Op zoek naar een pluriforme
L. van der Laan, Spatial labour markets in the Netherlands, dissertatie
Erasmus Universiteit, Eburon, Delft, 1991.
De toevoeging van ruimtelijke factoren aan de theorieen van de arbeidsmarkt houdt een sterke stijging in
van het aantal variabelen. Het is
daarom begrijpelijk dat velen die
zich op dit terrein bezighouden, uitwijken naar deelproblemen, zoals
het onderzoek van migratiestromen
of van forensisme. Daarbij is het
ruimtelijke aspect bij dit soort studies beperkt tot de overbrugging
van afstand. In dergelijke studies is
het mogelijk om uit te gaan van de
neoklassieke denkschema’s, waarbij
het keuzegedrag van individuen centraal staat.

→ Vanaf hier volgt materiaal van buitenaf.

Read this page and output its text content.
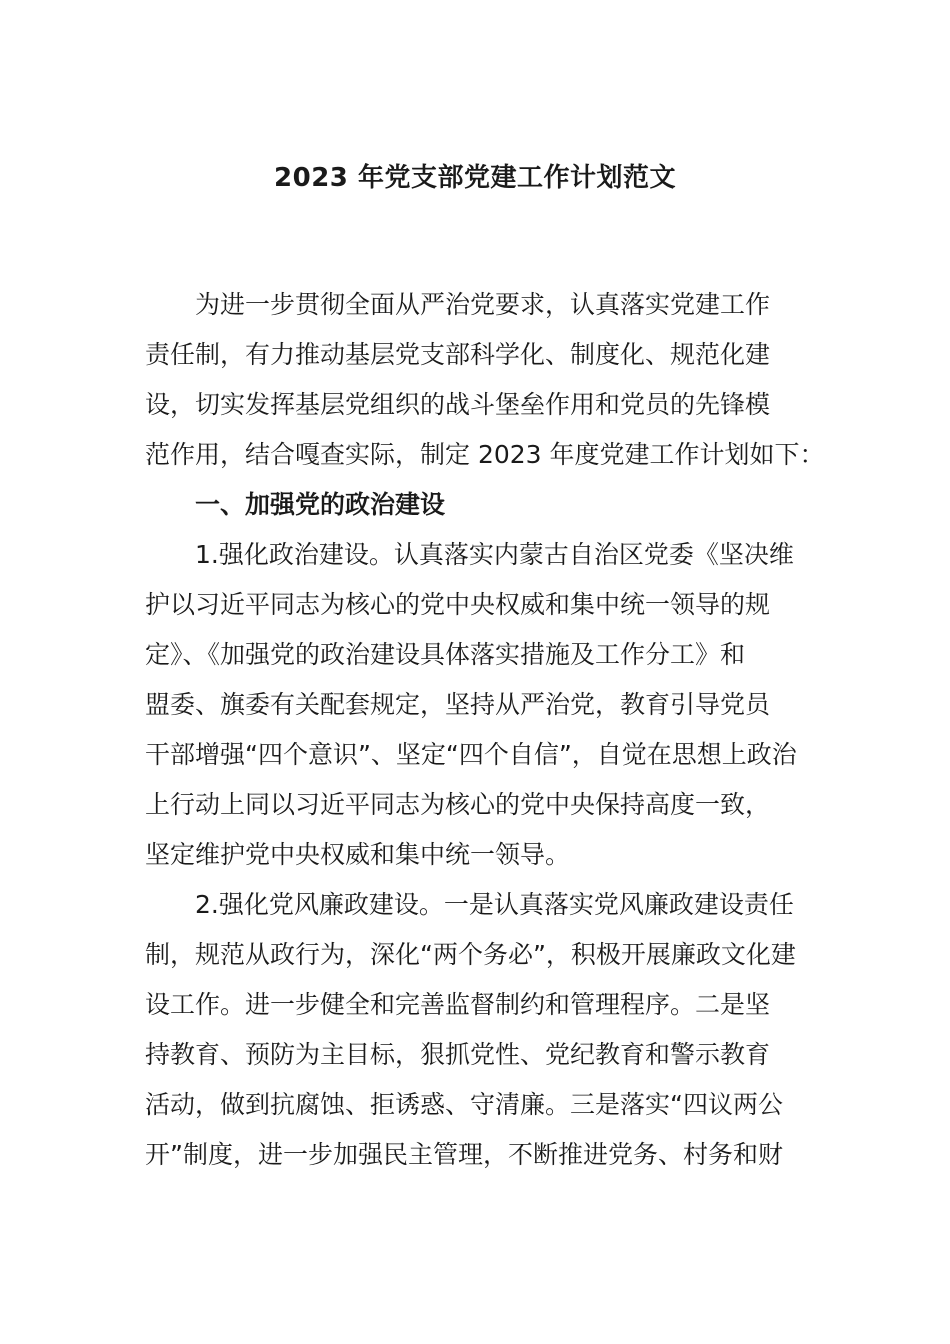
2023 年党支部党建工作计划范文
为进一步贯彻全面从严治党要求，认真落实党建工作
责任制，有力推动基层党支部科学化、制度化、规范化建
设，切实发挥基层党组织的战斗堡垒作用和党员的先锋模
范作用，结合嘎查实际，制定 2023 年度党建工作计划如下：
一、加强党的政治建设
1.强化政治建设。认真落实内蒙古自治区党委《坚决维
护以习近平同志为核心的党中央权威和集中统一领导的规
定》、《加强党的政治建设具体落实措施及工作分工》和
盟委、旗委有关配套规定，坚持从严治党，教育引导党员
干部增强“四个意识”、坚定“四个自信”，自觉在思想上政治
上行动上同以习近平同志为核心的党中央保持高度一致，
坚定维护党中央权威和集中统一领导。
2.强化党风廉政建设。一是认真落实党风廉政建设责任
制，规范从政行为，深化“两个务必”，积极开展廉政文化建
设工作。进一步健全和完善监督制约和管理程序。二是坚
持教育、预防为主目标，狠抓党性、党纪教育和警示教育
活动，做到抗腐蚀、拒诱惑、守清廉。三是落实“四议两公
开”制度，进一步加强民主管理，不断推进党务、村务和财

Indien echter complexere
structuren aan de orde zijn, zal men
eerder geneigd zijn bij andere denkschema’s te rade te gaan. Integratie
van verschillende theoretische benaderingen is natuurlijk zeer moeilijk,
zo niet onmogelijk, vanwege het verschil in wetenschapsfilosofische uitgangspunten.
Ambitieuze poging
In de dissertatie van Van der Laan
wordt een ambitieuze, en niet geheel geslaagde, poging gedaan om
verschillende theoretische denkschema’s en tegelijkertijd een groot aantal variabelen in een nieuw integraal
model te plaatsen. Of, zoals de auteur het zelf in diens samenvatting
(biz. 215) stelt: “… niet alleen wordt
de regionale verscheidenheid in arbeidsmarkten met behulp van een
theoretisch gefundeerd model geanalyseerd, ook vinden de geconstateerde samenhangen hun weerslag in
een kwantitatief causaal model op
basis waarvan regionale voorspellingen kunnen worden gedaan”. Over
die voorspellingen lezen we verder
overigens niets.
De studie wordt begonnen met een
overzicht van studies omtrent de
ruimtelijke aspecten van de arbeidsmarkt, waarna een overzicht volgt
van het begrip “regio”, als een ‘mental construct’, een begrip dat wordt
gedefinieerd door de bedoeling der
gebruikers. De auteur hanteert vervolgens het begrip als een ‘arena’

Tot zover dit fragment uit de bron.